Jared Spool is one of the few user experience pros who focuses on Web site search. And when he says something, I pay attention. His post yesterday crams into one article more about site search behavior than most people will ever know. But I have one disagreement with him. It’s rare, but it happens.
Jared says that his research shows that people using site search want just one answer rather than a list of great search results. I’m certain that he is interpreting his research correctly, but I wonder if there might be some selection bias at work. Here’s why I say that.
My friend Andrei Broder worked with a few other luminaries years back to identify several different types of searches: navigational, informational, and transactional. This was a great insight, because it was generally thought that all searches were informational—the searcher desired a screen-full of useful search results to choose from. Andrei and colleagues proved that some searches are attempts to do something (transactional) or go somewhere (navigational) and they typically need the right result at the top.
And many Web site searches do require just one correct answer, as Jared points out. But not all of them. In my work at ibm.com, I noticed that the most preliminary searches often were informational ones.

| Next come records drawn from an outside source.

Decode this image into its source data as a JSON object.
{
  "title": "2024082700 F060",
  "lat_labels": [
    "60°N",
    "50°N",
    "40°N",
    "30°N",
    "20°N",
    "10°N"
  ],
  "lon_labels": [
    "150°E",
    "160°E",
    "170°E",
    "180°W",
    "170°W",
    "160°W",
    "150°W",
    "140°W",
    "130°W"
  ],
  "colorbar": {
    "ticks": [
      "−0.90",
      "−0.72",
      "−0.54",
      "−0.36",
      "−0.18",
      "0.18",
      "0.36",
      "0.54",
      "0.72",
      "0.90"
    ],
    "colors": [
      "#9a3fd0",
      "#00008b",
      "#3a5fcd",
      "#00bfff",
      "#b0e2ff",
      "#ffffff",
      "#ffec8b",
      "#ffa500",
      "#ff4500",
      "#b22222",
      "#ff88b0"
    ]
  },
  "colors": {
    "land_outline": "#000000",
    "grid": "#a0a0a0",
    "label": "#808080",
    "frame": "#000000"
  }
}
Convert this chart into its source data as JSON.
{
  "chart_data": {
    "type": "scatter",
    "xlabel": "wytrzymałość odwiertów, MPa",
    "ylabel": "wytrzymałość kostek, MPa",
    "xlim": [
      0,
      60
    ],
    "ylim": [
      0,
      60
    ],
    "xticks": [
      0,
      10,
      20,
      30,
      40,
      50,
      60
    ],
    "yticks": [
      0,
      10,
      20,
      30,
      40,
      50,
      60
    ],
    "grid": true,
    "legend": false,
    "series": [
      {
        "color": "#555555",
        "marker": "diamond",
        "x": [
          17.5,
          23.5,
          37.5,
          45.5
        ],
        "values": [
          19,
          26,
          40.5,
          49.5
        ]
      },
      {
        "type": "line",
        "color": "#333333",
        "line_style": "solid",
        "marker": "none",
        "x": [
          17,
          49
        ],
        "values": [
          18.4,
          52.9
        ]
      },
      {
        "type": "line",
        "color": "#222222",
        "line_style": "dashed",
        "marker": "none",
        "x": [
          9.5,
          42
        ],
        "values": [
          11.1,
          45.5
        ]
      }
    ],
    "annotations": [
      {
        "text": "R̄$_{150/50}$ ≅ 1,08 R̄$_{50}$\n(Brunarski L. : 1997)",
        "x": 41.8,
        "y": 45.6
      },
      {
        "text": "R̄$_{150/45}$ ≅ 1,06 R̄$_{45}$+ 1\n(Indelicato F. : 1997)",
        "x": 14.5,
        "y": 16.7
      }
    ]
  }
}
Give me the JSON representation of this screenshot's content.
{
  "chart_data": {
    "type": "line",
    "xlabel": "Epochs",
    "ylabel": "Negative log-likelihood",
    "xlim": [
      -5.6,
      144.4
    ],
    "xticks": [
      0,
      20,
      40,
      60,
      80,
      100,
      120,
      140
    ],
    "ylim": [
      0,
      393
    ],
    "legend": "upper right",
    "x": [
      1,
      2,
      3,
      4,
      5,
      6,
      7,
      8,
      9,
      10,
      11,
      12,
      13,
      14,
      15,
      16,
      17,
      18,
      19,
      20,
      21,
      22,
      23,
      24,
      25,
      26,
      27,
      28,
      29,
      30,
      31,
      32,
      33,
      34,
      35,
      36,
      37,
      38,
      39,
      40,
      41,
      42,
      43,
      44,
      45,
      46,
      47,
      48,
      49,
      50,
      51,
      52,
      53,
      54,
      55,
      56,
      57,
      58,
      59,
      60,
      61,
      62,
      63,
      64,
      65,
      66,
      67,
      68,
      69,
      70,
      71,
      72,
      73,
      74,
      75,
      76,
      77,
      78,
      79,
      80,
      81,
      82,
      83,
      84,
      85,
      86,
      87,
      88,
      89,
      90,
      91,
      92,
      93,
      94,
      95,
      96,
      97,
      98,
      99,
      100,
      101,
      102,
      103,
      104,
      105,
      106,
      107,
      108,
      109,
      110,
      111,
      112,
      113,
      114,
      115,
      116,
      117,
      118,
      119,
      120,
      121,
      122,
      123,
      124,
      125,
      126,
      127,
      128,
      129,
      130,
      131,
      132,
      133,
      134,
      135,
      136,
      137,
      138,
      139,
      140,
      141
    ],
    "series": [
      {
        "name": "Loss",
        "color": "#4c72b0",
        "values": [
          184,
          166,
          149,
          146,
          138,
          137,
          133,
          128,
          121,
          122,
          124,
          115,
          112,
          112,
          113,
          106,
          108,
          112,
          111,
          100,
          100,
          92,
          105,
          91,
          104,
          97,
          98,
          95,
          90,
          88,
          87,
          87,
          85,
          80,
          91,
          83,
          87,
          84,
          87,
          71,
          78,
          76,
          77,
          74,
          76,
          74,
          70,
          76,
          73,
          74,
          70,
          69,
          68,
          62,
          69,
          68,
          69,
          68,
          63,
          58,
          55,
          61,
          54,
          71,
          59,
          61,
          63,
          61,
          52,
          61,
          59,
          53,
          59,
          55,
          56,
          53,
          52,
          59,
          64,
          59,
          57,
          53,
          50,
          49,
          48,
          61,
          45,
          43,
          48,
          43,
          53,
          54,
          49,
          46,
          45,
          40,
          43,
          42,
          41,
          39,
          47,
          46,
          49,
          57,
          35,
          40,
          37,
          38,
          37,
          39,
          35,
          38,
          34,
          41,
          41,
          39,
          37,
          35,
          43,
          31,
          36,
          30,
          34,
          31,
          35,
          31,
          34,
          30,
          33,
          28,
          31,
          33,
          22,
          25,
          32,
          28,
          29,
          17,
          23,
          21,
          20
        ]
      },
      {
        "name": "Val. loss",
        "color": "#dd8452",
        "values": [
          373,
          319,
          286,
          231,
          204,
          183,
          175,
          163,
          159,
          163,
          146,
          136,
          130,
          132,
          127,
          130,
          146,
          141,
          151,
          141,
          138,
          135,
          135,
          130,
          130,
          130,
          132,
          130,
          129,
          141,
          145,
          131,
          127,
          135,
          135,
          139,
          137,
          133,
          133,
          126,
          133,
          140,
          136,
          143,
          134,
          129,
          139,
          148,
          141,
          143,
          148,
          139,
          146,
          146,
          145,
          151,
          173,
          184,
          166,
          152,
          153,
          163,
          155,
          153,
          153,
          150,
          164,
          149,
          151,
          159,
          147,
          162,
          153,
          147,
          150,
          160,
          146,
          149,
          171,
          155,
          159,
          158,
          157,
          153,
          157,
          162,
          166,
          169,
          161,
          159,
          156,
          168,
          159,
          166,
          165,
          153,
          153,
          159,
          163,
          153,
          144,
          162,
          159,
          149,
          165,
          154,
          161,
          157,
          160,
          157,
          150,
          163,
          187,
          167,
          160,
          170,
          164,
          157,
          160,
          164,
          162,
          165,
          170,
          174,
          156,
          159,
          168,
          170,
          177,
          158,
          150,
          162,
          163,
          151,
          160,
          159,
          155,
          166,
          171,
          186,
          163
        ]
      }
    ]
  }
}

Someone might search for “e-mail archiving case studies”—they don’t want to get just one. Now, sure, if you have a page on your site that lists every blessed e-mail archiving case study, that would be a great #1 result, but you usually don’t have that kind of aggregation page for every possible query.
Searchers would not want your “Content Management Case Studies” page as #1, even if that list included every e-mail archiving case study, because it also includes too many other irrelevant case studies. Instead, searchers would love a list of case studies that match the query. They could scan through that list and click several results, drinking in that practical information they crave.
If I am right, then why did Jared’s study show otherwise? It might have to do with sample bias. When search tests are defined, they often focus on popular queries. Those queries are far more likely to have a single page that aggregates the information in one place, simply because so many people are interested in the subject. I suspect that if unpopular, unusual search queries were studied—and those queries are the bulk of the volume—you might see a different result. I can’t prove it however, so I’d love to see more information about what kinds of queries were tested.
Jared is smart to tell folks that not all queries are informational. He might even be on solid ground to say that most are not. I just think that a good portion of them are.
So, do listen to Jared. About almost everything. But just understand that some searches are informational searches, where a rich list of choices is exactly what your customer needs.